Well, as things turned out, I need not have worried. I had taken him to the bathroom twice in the airport while we waited to board our flight, and once while we were in the air. (And speaking of which, if the Toddlerlympics ever become a reality, I’d like to enter myself in the Feats of Strength Division, under the category of Lifting Large Child Aloft, Mid-Pee, In Order For Him To Avoid Any Sort of Contact With Airline Toilet of Questionable Sanitary Conditions. These biceps don’t grow on trees, you know.)
The fact that this-- the first real test of his potty-training skills-- took place on a plane was sort of apropos, as I truly felt like (GAH, CLICHÉ ALERT) we were flying blind, so to speak. Other than a hasty change of clothes, there was no true fall-back plan for us here in the event he didn’t make it to the potty in time. All I had to back me up here was simply confidence in my kid, and his ability to remember what he needed to do. And you know what? Despite the excitement of T’s first plane flight (and as such, his new surroundings), he never forgot what we’d been diligently working on together for the past few months.
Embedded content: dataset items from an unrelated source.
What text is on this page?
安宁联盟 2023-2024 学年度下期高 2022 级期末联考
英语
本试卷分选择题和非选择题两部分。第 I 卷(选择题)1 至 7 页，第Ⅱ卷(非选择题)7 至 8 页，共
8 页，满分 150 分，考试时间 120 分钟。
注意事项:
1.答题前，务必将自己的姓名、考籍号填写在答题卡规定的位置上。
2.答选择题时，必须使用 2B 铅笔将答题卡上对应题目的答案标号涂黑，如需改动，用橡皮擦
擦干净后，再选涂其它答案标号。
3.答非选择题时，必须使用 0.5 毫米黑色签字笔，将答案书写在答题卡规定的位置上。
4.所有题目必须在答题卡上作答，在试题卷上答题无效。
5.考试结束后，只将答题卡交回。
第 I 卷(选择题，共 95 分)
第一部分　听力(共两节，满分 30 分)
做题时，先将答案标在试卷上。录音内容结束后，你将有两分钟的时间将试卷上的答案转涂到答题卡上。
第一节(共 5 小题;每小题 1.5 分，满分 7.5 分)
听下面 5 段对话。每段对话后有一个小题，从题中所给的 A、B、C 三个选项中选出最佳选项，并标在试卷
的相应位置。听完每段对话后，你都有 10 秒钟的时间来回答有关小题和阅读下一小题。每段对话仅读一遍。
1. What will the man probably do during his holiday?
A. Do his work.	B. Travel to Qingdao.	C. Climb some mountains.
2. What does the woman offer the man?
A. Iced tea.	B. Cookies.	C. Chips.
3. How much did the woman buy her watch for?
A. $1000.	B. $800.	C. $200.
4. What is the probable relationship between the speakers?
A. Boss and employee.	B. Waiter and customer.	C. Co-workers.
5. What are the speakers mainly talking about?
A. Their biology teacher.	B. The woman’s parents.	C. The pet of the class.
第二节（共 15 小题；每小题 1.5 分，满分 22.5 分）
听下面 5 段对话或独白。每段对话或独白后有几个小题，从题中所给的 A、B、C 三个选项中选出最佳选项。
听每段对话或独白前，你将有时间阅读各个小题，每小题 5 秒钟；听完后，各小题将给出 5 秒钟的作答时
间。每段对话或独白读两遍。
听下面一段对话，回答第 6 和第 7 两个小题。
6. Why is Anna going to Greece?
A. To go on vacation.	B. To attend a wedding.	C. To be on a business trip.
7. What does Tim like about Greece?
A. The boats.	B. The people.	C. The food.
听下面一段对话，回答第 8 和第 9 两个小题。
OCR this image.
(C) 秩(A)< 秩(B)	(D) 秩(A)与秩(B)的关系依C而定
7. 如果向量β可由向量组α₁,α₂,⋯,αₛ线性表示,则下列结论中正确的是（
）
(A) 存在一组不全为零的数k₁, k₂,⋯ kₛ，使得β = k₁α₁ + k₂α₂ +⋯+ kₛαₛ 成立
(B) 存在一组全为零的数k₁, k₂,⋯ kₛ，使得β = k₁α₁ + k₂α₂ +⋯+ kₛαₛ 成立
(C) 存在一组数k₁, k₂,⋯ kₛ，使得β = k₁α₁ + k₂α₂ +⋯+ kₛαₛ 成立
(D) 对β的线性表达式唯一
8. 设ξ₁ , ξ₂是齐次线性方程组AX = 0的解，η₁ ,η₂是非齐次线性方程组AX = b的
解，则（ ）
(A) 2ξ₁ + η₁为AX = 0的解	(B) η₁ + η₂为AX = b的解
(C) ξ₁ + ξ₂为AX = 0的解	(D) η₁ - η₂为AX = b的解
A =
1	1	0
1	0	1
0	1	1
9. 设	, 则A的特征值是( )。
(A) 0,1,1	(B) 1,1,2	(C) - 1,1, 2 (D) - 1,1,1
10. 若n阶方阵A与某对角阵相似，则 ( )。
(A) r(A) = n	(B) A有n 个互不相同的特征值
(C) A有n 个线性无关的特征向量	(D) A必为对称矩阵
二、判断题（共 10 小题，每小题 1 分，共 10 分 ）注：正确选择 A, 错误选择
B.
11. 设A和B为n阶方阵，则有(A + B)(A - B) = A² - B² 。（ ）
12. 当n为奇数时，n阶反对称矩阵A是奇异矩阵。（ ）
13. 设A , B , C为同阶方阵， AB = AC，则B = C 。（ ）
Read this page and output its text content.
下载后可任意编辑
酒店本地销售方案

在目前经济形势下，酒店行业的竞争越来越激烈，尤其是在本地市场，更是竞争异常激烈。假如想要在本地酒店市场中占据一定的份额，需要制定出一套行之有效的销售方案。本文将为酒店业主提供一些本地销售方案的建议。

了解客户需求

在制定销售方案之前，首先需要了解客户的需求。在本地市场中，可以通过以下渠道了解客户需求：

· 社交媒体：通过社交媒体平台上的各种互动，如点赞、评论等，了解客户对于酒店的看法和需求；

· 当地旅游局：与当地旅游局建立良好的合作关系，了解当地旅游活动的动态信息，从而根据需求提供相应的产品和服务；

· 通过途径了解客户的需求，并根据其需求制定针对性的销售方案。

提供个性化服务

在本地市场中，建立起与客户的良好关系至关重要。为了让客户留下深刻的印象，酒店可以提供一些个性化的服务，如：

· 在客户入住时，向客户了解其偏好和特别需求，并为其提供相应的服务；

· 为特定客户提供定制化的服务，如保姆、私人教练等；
Like a sportscaster not wanting to ruin a perfect game, it was not until after we landed (and made a beeline for the restrooms in O’Hare) that I gathered T in my arms, grinning, and told him how proud I was of him for making it through his first plane trip without an accident. He smiled back and said (in an almost condescending tone, honestly) “I’m a big boy, Mommy. I go on the toilet.” I told him he was right, and together, we walked back to our family waiting for us at the baggage claim. We enjoyed our time in town over the next few days, and when the time came to fly back, I spent a lot less time worrying about a potential potty accident, and a lot more time reveling in the milestone my son had achieved.
Many, MANY thanks to everyone at Pull-Ups and the Potty Project for all the support, encouragement and resources throughout my Potty Ambassador experience. I could not have made the experience I had potty training T as (relatively!) painless as it was without their guidance.